As I watch this ersatz abundance turn to dust, I’m left conflicted. When a group of farmers and politicians pose for news cameras in front of destitute housewives in a bread line, it feels outrageous. Don’t they know that families here have relied on food handouts for years? Are they really using their workers’ poverty —a poverty born of decades of exploitative wages — to get more subsidized water?
But on the way out of town, as dusk falls and the landscape rolls by, the stretches of brown stick in my eye like bits of dust blown in. To watch crops wither and see farmland turn to dust feels deeply wrong, like watching civilization’s seams start to unravel.
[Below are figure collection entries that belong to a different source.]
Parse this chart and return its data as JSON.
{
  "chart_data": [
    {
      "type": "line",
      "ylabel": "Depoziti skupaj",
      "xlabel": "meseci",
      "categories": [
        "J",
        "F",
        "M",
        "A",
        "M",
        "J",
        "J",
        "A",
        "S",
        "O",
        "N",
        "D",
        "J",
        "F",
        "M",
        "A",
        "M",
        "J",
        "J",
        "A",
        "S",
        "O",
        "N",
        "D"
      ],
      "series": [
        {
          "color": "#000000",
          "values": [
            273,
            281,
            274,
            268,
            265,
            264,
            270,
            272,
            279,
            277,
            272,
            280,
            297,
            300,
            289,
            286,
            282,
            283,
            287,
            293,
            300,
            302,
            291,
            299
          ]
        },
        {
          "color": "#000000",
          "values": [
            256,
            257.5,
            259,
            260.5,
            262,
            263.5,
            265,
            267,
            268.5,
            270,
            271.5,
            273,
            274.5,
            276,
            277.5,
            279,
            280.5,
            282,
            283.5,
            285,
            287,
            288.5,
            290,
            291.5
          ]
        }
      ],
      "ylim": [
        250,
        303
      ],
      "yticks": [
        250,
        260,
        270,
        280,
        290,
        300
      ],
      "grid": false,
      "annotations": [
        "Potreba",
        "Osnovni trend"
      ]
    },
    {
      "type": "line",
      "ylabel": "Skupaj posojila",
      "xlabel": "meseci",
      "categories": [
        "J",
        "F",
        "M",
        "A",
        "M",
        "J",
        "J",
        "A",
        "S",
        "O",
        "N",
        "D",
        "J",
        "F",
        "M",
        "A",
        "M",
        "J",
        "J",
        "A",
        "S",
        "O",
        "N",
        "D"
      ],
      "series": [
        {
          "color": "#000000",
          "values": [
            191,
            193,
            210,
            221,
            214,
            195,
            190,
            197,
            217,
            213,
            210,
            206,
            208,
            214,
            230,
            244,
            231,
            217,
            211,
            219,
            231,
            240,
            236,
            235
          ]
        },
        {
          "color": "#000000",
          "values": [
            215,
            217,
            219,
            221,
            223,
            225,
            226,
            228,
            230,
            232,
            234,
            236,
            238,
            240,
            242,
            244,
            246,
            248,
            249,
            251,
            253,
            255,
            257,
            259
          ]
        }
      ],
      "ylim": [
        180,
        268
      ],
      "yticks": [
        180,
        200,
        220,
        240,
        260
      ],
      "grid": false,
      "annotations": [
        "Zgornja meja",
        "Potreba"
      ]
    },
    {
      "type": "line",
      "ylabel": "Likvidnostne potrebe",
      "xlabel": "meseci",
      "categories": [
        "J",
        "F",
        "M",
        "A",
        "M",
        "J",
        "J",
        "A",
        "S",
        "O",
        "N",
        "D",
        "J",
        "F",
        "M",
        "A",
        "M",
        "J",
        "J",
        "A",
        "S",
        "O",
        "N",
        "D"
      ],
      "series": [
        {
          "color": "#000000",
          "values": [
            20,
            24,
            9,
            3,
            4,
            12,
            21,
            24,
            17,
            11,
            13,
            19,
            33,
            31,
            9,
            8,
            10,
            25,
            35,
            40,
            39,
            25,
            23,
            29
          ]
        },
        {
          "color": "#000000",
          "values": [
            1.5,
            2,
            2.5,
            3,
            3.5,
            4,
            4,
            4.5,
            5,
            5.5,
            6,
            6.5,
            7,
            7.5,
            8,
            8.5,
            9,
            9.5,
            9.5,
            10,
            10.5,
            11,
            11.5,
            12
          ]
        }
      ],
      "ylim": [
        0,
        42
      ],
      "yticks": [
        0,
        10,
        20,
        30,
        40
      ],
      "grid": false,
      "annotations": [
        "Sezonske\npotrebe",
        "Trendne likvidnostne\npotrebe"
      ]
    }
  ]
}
The Westlands might be a landscape imbued with an aura of corruption, but it is a human landscape, and once its thin green veneer is torn away, the makeshift community it supported — schools, homes, towns — is quickly reduced to an eerie tableau of dust storms and bouncing tumbleweed. At times such as this, the ecological havoc in the Sacramento Delta seems far away.
I stop by a friend’s house, a Mexican migrant whom I’ve known on both sides of the border. His elderly parents, two of the sweetest people I have ever met, live in a remote Oaxacan village in a dirt-floor adobe house perched on the side of a mountain, scratching out a living on a small corn farm. Without the money their son sends them, about fifty dollars a month, both will soon be skipping meals. My friend tells me he hasn’t had work in six months, and the only money coming in is from the tacos his wife sells out of the back of a broken-down catering truck parked in their driveway. Next to the truck, he’s planted a sign: “No water, no life.”